Prawn, Chilli & Lime Stir-fry
Donal's Notes
This is one of those dishes where preparation is everything. Get all the ingredients chopped and ready to go before you start cooking. It’s done in a flash and to get that perfect balance of flavour you don’t want anything overcooking, particularly the garlic.
To serve:
Instructions
Add the flat rice noodles to a pot of boiling water. Cook for 4 minutes. Drain and then rinse in cold water to stop them cooking further.
Now to do the veg prep. Peel and slice the shallots. Deseed and finely chop the red chilli. Peel and grate the ginger. Peel and finely chop the garlic.
Slice the mangetout in half. Trim the tenderstem broccoli into 3’s.
Heat the sesame oil in a large saucepan or wok over a high heat. Add the raw king prawns and cook until pink, about 5 minutes. Remove from the pan and set aside.
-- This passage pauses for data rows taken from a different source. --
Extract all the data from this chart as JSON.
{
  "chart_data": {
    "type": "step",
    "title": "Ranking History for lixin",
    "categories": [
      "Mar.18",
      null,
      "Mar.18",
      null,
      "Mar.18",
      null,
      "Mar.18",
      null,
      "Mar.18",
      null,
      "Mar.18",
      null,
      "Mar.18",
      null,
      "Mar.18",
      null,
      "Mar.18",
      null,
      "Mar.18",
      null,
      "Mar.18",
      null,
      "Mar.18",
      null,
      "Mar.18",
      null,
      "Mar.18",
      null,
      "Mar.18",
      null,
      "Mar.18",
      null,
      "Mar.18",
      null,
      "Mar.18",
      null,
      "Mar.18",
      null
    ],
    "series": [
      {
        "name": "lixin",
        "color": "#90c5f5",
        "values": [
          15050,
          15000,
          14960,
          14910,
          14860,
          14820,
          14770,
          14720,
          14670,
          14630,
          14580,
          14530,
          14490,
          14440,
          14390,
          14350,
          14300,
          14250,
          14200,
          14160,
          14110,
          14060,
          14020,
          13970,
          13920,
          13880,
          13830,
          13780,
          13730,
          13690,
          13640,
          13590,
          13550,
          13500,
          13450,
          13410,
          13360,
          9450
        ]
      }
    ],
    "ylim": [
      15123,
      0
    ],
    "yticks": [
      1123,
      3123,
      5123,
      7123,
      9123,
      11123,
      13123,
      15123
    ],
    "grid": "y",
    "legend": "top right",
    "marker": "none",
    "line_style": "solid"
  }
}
Return the pan to a high heat and add a splash more sesame oil. Add the shallots and fry for a minute before adding the chilli, ginger, garlic. Fry until all is aromatic and soft and add the vegetables.
Stir fry for 4-5 minutes until the vegetables have softened. Stir through the salt, caster sugar, fish sauce and lime juice and zest. Gently warm everything through and return the prawns to the pan along with a handful of torn basil. Stir to combine.
Warm the noodles by pouring a hot kettle of water over them and add to the pan with the stir fry prawns, tossing to combine. Serve with an extra squeeze of fresh lime.